This is a replica of a comment I made at another site. As of 23:55 EST on 21st January, it hasn’t been release from moderation. Perhaps the moderator is busy. I do not know. I am proceeding as if it will not be released, because I will be too busy during the next week or so to monitor.
I am posting this as an expansion of an opinion I offered in public a few months ago, unable to include these ideas because the opinion was strongly constrained by time.
[From a fellow Commentor:]
So, who IS going to fix it? Oh, wait—-I know—-the free market that gave us the problem in the first place!
I’m hoping that the judiciary, via the Public Trust doctrine, might force the government to fix this. Professor Mary Wood’s book, Nature’s Trust, makes it very clear that Executive branch agencies entrusted with the preservation of the natural world become a licensing mechanism for permitting its wholesale destruction, in large measure, as you imply, by the “free market forces” leaning upon government. But that behavior appears ingrained in the Executive, and it doesn’t know how or what else to do without a guiding constraint. They’d do it, in other words, even without the lobbying lean, simply because there are non-business, non-corporate constituencies out there who don’t like to be constrained. Plenty of examples in the book. The American University Law Review article is a good synopsis.
But, there is an aspect to notions of harm in case law which suggests that if a condition is shared by a large population, and, in this case, all the population, there is no standing to sue. The harm must be differentiated and special. This aspect is what darkens my view of this avenue. If we get that far, the other darkening comes from the likelihood that the remedy Juliana seeks would be granted in a form which has any resemblance to the original.
As I have said publicly,
For should the plaintiffs of Juliana fail, the last government branch, the judiciary, abdicates responsibility for solving this urgent problem. And so the Constitution will have failed one of its existential requirements: To provide for the common defense. For Nature has laws, too, and we have been breaking them for a long time, ever more intensely. But Nature does not have courts of grievance or redress. Nature just acts. In a catastrophic sea level rise, perhaps triggered by a collapse of a distant ice sheet, Moakley Courthouse itself, the land you stand on would be lost, and all that there [City of Boston]. While disappointing, were Juliana to be overturned, this should not be a reason for despair. It would not mean the Constitution should be replaced. It would just mean it is useless for solving certain kinds of critically important problems. Its failure would imply the Constitution is becoming a dusty, old thing, irrelevant, like the Articles of Confederation are to us, a ceremonial relic. Let’s hope not.

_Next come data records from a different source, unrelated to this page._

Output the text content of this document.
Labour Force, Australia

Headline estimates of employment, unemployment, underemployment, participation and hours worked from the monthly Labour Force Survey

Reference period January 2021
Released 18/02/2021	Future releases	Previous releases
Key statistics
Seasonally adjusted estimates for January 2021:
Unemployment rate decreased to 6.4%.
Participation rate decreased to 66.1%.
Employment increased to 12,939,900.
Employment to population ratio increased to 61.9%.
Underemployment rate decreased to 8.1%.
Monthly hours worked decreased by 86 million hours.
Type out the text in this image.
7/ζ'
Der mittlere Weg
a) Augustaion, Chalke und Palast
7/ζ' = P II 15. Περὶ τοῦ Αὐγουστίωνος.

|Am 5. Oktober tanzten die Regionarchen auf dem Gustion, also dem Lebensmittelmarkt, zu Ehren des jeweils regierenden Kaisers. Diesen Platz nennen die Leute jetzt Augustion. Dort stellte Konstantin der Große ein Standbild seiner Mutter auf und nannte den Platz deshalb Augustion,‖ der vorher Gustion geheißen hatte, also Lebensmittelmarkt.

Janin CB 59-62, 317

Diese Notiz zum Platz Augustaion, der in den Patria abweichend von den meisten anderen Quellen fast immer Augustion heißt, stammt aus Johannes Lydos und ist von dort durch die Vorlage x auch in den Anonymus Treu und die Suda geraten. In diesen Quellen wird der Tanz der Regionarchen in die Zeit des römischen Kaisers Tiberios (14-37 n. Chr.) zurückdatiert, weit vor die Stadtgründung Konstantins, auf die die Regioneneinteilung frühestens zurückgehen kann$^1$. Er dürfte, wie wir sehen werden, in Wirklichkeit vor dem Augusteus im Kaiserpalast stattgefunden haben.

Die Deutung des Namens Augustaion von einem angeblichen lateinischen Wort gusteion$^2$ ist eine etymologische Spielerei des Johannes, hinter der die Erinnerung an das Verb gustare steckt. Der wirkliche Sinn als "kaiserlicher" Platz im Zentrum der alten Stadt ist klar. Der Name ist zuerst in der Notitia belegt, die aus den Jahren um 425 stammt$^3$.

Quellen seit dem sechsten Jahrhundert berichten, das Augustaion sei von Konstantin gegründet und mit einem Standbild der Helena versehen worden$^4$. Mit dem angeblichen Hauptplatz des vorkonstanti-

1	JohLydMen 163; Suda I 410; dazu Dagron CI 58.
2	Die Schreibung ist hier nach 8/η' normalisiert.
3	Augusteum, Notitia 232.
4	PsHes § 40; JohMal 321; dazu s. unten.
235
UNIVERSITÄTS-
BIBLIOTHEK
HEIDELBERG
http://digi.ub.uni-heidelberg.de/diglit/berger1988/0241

There will be solutions for solving climate in any case, Constitution or not. They may well be horrifically expensive. And, while there’s no solution without first zeroing emissions, solutions will exist. These will lie beyond the Constitution, I hope Chief Justice Roberts and his colleagues understand the import of that.

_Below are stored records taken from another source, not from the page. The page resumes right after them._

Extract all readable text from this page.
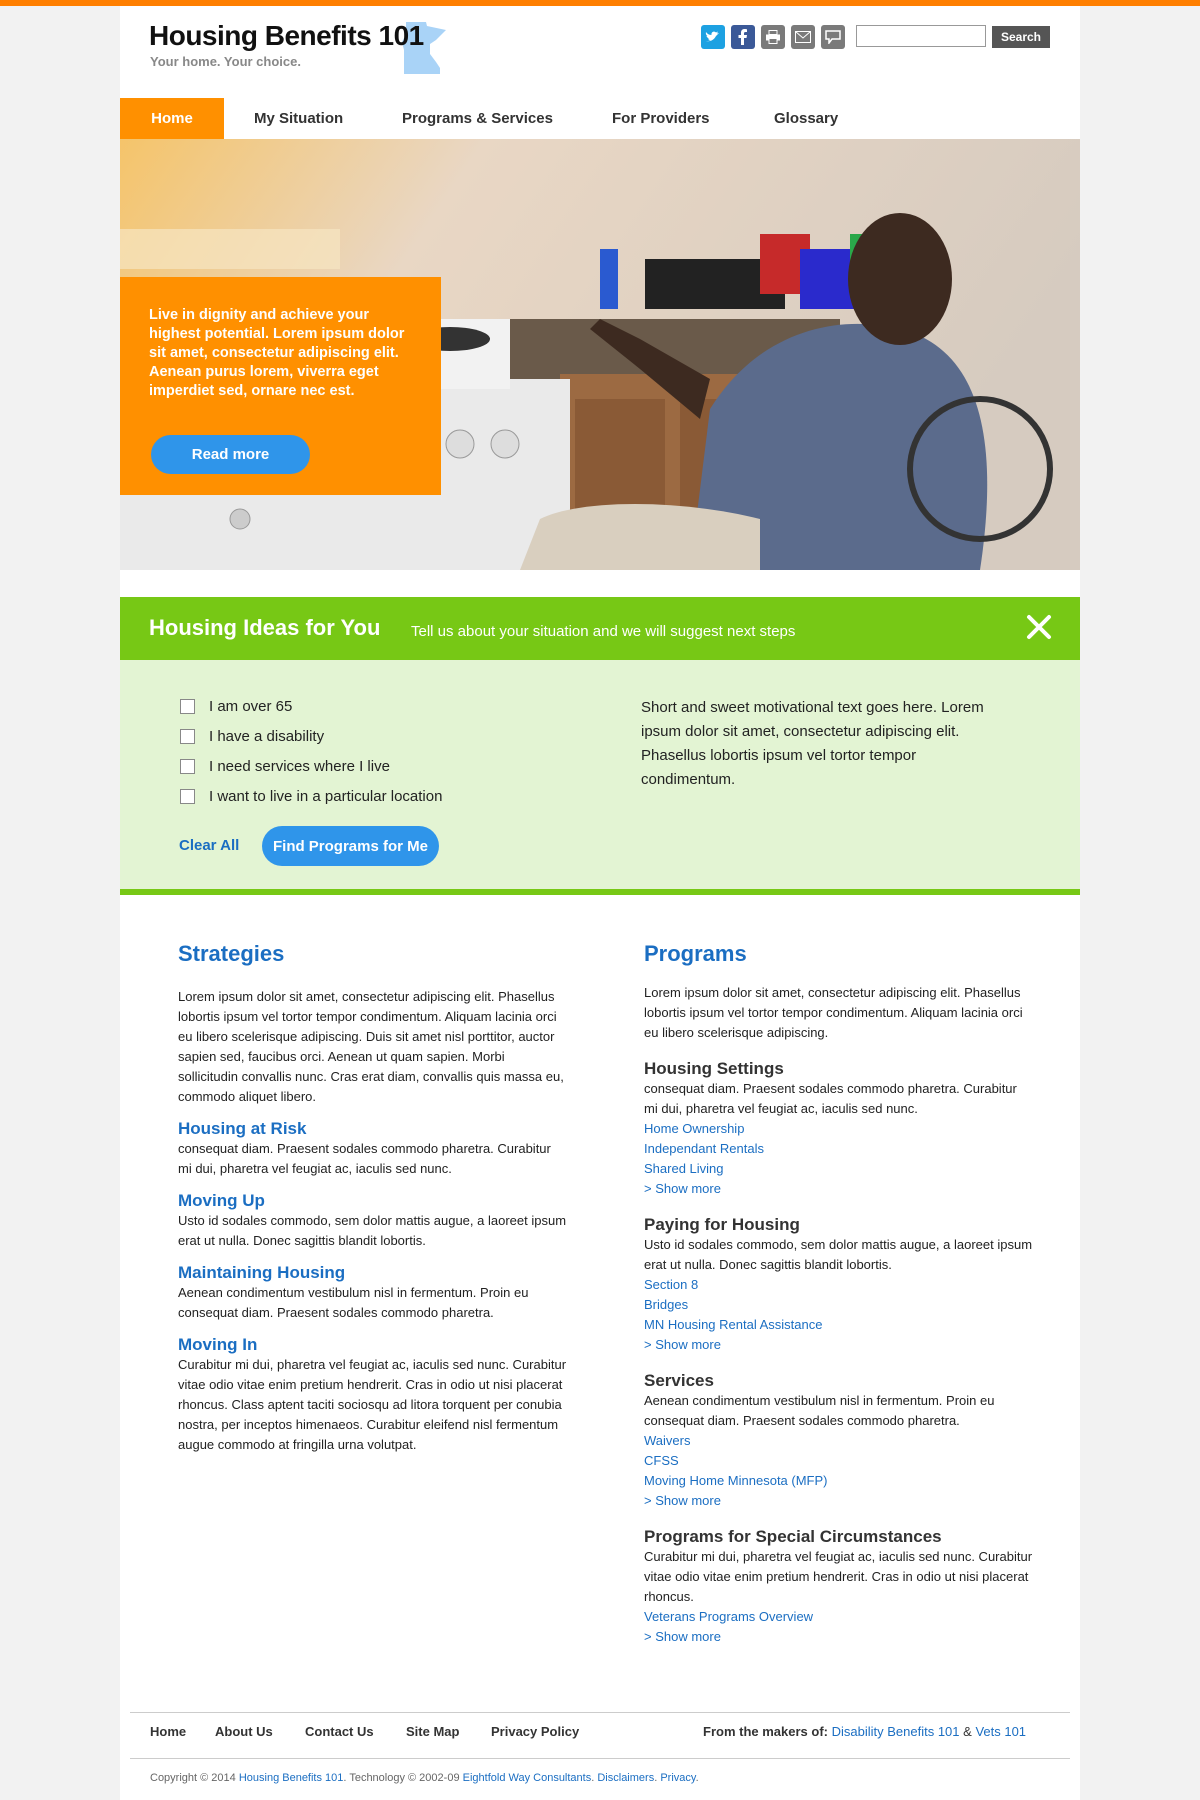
Housing Benefits 101
Your home. Your choice.
Search
Home	My Situation	Programs & Services	For Providers	Glossary
Live in dignity and achieve your highest potential. Lorem ipsum dolor sit amet, consectetur adipiscing elit. Aenean purus lorem, viverra eget imperdiet sed, ornare nec est.
Read more
Housing Ideas for You Tell us about your situation and we will suggest next steps
I am over 65
I have a disability
I need services where I live
I want to live in a particular location
Short and sweet motivational text goes here. Lorem ipsum dolor sit amet, consectetur adipiscing elit. Phasellus lobortis ipsum vel tortor tempor condimentum.
Clear All	Find Programs for Me
Strategies
Lorem ipsum dolor sit amet, consectetur adipiscing elit. Phasellus lobortis ipsum vel tortor tempor condimentum. Aliquam lacinia orci eu libero scelerisque adipiscing. Duis sit amet nisl porttitor, auctor sapien sed, faucibus orci. Aenean ut quam sapien. Morbi sollicitudin convallis nunc. Cras erat diam, convallis quis massa eu, commodo aliquet libero.
Housing at Risk
consequat diam. Praesent sodales commodo pharetra. Curabitur mi dui, pharetra vel feugiat ac, iaculis sed nunc.
Moving Up
Usto id sodales commodo, sem dolor mattis augue, a laoreet ipsum erat ut nulla. Donec sagittis blandit lobortis.
Maintaining Housing
Aenean condimentum vestibulum nisl in fermentum. Proin eu consequat diam. Praesent sodales commodo pharetra.
Moving In
Curabitur mi dui, pharetra vel feugiat ac, iaculis sed nunc. Curabitur vitae odio vitae enim pretium hendrerit. Cras in odio ut nisi placerat rhoncus. Class aptent taciti sociosqu ad litora torquent per conubia nostra, per inceptos himenaeos. Curabitur eleifend nisl fermentum augue commodo at fringilla urna volutpat.
Programs
Lorem ipsum dolor sit amet, consectetur adipiscing elit. Phasellus lobortis ipsum vel tortor tempor condimentum. Aliquam lacinia orci eu libero scelerisque adipiscing.
Housing Settings
consequat diam. Praesent sodales commodo pharetra. Curabitur mi dui, pharetra vel feugiat ac, iaculis sed nunc.
Home Ownership
Independant Rentals
Shared Living
> Show more
Paying for Housing
Usto id sodales commodo, sem dolor mattis augue, a laoreet ipsum erat ut nulla. Donec sagittis blandit lobortis.
Section 8
Bridges
MN Housing Rental Assistance
> Show more
Services
Aenean condimentum vestibulum nisl in fermentum. Proin eu consequat diam. Praesent sodales commodo pharetra.
Waivers
CFSS
Moving Home Minnesota (MFP)
> Show more
Programs for Special Circumstances
Curabitur mi dui, pharetra vel feugiat ac, iaculis sed nunc. Curabitur vitae odio vitae enim pretium hendrerit. Cras in odio ut nisi placerat rhoncus.
Veterans Programs Overview
> Show more
Home About Us Contact Us Site Map Privacy Policy	From the makers of: Disability Benefits 101 & Vets 101
Copyright © 2014 Housing Benefits 101. Technology © 2002-09 Eightfold Way Consultants. Disclaimers. Privacy.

Solutions “beyond the Constitution” are solutions where global economic interests decide that climate change must be stopped, for their business is being harmed and their wealth is being lost. The “free market” is no more monolithic than any other group or section of human behavior or collective, and for every company which profits from sale of fossil fuels and use of atmosphere for sewer, there are three or more which simply use them as a means to an end. If a product harms during its use, and the buyer is not forewarned, the buyer, whether individual or corporation, has every right to pursue damages from the purveyor. Beyond that, the buyers have every motivation to band together with the similarly harmed and devise a means of fixing the situation.
The trouble, of course, is to the degree these remedies are extra-governmental and extra-Constitutional, these agents governments have little opportunity to steer these remedies. They might have steered, by participating early on, but the governments, listening to @Gingerbaker’s “Us” chose to pursue the comfortable, uncontroversial paths. To the extent governments cannot fix the problem without the consortium of collective buyers, they’re stuck. This is unfortunate. But this is what happens when fundamental responsibilities are repudiated.
Professor Dan Farber has recently offered his opinion of the status of Juliana. He’s an attorney. I’m not.